As Logano had explained back in a 2009 interview with Frontstretch, “It was one or the other. I missed half my hockey games, and then my team started to not like me because I was never there. So I said screw it, I’m going racing. I felt like it was the better decision… I think it worked out pretty good (smiles). I was never going to be a Sidney Crosby or anything.”
In a 2014 interview, the driver of the No. 22 for Team Penske admitted he first tried racing at seven simply because he wasn’t good at anything else. In his words, he “sucked at everything else!”
During his childhood, Logano attempted baseball and quickly learned it wasn’t his calling. He described himself as really bad at it. Hockey remained fun, and he stayed in it long enough to be halfway decent, but it never felt like his true lane. Racing, on the other hand, struck a chord.

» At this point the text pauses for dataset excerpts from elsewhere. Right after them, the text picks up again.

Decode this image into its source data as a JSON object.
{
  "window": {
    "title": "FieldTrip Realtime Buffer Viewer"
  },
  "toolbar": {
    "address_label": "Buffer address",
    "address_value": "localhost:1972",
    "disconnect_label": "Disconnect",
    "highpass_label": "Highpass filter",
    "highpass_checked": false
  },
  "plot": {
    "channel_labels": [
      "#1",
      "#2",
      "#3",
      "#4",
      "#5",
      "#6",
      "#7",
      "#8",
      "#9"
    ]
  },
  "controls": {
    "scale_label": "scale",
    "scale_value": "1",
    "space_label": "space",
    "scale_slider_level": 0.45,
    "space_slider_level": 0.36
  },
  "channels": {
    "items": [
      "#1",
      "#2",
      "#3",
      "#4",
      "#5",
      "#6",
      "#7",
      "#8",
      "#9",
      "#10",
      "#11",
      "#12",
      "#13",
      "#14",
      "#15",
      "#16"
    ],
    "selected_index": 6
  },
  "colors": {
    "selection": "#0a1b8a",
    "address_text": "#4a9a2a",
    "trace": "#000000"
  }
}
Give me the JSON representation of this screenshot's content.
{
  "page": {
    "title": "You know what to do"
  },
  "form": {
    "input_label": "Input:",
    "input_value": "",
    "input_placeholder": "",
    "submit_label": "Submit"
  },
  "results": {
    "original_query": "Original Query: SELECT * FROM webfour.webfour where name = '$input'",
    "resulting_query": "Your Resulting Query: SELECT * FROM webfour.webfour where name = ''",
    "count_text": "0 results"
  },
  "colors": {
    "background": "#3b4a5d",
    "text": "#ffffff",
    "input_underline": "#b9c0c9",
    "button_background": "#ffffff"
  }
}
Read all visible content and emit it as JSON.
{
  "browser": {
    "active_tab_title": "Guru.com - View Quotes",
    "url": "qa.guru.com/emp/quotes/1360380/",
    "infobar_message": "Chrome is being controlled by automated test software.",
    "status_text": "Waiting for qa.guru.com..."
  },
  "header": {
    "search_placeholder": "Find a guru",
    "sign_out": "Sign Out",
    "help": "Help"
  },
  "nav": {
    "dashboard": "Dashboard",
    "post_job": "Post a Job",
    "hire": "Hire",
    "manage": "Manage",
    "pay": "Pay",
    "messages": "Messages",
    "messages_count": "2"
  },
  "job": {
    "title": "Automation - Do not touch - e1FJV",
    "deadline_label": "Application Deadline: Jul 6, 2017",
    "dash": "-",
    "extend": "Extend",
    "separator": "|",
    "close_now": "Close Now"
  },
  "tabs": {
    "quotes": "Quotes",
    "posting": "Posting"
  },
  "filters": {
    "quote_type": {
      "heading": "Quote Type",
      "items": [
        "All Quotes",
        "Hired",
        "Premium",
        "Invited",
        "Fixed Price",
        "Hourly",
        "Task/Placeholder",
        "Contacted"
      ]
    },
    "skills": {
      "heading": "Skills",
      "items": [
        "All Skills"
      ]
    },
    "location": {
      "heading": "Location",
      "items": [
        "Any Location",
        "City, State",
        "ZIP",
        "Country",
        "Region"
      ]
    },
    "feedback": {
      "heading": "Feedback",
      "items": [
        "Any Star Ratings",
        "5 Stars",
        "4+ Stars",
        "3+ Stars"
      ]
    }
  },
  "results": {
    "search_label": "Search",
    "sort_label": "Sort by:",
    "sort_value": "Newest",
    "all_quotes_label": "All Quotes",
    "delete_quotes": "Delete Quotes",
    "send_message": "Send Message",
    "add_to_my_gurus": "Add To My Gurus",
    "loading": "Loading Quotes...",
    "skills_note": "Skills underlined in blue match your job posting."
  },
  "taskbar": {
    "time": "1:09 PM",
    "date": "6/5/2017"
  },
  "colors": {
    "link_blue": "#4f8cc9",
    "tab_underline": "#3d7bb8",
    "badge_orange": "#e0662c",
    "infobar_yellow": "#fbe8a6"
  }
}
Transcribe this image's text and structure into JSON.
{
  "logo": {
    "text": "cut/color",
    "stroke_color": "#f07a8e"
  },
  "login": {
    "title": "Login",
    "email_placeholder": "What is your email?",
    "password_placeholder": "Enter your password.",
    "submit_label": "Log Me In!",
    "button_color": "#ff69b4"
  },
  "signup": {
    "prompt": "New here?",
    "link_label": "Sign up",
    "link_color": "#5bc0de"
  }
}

To see whether that early spark might lead somewhere, Logano‘s father bought him a quarter midget, although neither of them had any idea how the car actually worked, so they learned side by side. Together, they picked up the nuances, climbed the developmental ladder, and steadily built momentum. Before long, Logano’s natural ability behind the wheel became impossible to overlook.
There was no single moment that convinced him he belonged in professional racing. Instead, it was the entirety of the dream itself, pulling him forward step by step. He threw everything he had into the belief that one day he would become a professional driver. Fortunately, he carried enough fuel to turn that long-shot hope into a career that proved him right.